Anyone here who knows at least a little bit of English has been trying to practice their English with me. When I respond to them in English, many have no idea what I am saying, but they still like to try. The kids at the church always want to hear me talk in English. I think they think its neat that I am talking and they have no idea what I'm saying. I'm sure it sounds the same to them as it does when they talk to me in rapid-fire Spanish and I have no idea what they said. Anyway, they often ask me to speak English (asking me this in Spanish, of course), which I usually do with a phrase or two, which satisfies them for a while.

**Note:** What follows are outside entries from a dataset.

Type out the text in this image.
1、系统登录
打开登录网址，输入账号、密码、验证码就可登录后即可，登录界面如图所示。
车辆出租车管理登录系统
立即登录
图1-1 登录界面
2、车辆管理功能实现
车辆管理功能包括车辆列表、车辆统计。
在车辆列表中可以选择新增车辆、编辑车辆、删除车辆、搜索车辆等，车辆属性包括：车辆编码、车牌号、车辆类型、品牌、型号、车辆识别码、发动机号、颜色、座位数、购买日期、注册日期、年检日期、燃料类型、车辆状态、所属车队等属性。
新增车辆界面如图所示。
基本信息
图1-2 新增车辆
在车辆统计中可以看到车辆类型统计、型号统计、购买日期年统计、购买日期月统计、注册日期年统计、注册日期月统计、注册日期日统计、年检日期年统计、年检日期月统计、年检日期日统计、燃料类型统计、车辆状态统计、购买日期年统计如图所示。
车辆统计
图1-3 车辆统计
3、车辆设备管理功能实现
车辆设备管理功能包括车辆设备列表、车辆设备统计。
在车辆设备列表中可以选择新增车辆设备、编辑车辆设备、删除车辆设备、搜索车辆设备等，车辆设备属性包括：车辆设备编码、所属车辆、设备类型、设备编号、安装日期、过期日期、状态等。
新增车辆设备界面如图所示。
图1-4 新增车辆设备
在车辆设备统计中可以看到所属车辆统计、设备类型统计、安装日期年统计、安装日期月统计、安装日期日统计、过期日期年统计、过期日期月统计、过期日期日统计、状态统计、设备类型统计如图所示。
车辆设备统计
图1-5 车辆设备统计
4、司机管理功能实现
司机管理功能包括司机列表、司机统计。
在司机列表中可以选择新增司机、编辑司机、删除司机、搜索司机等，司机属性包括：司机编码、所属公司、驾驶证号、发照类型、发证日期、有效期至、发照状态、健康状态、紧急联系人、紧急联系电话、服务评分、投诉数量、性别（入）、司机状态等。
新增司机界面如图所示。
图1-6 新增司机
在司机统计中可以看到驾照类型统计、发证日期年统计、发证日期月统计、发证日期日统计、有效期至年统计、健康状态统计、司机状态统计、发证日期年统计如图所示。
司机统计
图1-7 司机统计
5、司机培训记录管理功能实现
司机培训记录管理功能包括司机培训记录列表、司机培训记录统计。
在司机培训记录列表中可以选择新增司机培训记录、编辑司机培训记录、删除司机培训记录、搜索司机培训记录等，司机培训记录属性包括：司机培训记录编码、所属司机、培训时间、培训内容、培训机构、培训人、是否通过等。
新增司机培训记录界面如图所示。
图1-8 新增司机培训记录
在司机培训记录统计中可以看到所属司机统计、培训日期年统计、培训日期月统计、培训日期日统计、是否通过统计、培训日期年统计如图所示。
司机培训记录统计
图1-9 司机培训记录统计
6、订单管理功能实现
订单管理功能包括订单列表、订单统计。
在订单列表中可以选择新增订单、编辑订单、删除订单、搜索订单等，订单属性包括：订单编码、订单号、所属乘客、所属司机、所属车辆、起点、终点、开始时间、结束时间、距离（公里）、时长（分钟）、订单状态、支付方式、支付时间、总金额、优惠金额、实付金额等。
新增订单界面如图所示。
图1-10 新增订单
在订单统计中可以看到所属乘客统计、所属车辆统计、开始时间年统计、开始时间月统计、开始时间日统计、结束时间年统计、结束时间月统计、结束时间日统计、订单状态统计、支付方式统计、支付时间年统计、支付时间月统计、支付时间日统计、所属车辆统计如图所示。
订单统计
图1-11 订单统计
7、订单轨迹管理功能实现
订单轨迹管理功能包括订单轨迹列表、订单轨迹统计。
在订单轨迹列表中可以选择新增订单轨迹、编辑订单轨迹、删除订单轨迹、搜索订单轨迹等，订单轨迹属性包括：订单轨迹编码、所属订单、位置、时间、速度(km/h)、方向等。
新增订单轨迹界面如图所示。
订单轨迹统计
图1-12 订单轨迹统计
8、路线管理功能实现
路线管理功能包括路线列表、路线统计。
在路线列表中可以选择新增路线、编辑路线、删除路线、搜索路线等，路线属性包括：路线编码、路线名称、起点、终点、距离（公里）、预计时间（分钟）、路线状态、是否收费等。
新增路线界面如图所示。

Well, on Sunday, the children's classes at the church were a little wild. With a few teachers out due to illness, the teachers that were there had some difficulty controlling behavior while trying to teach the lessons. One class in particular was being more difficult than usual.
The class was nearing the end and the kids were restless. Their teacher, Jean Marco, was having difficulty controlling them and a few tried "escaping" from the classroom a few times, only to be caught by yours truly and brought back to their room. The last time I brought them back in, many of the kids were asking me to speak English, so I told them we were all going to practice some English.
I asked all the kids to sit down in their seats. Then I told all the kids, in English, to stand up. I mimicked standing up and they all stood up. Then I told them to sit down and I mimicked sitting down. They all sat down. Stand up. Sit down. Stand up. Sit down. I was talking to them in English and they were responding correctly. We added a few more. Run. Stop. Walk. Jump. Turn around. After mimicking it just one time, they knew what the word meant and were able to do it with my just speaking it in English.
This is a language learning method I learned at CIT last fall. Its called Total Physical Response or TPR for short. The brain is able to remember more if it has an action that can be combined with the word. Involving the kids physically helped them to be able to learn and remember what they were hearing in a foreign language.
We tried this with language helpers last October. I was learning some Russian. I can still remember the words for walk, run, sit down, and stop in Russian (although I doubt I could say them properly myself and I know I couldn't write them in Russian). However, 5 months later, I would still recognize those words if I heard them again.
The children loved practicing English and it allowed them to focus on something other than running from the room and the teacher for the last few minutes before their parents picked them up from class.
Side note: Jean Marco is an excellent teacher. He is a 16 year old boy who does a great job with the children. He teaches Sunday School every Sunday for 2 services and also teaches on occasional Wednesdays as well. He has tremendous patience with the children and works great with them. I wish there were more teenagers like him to work with the kids.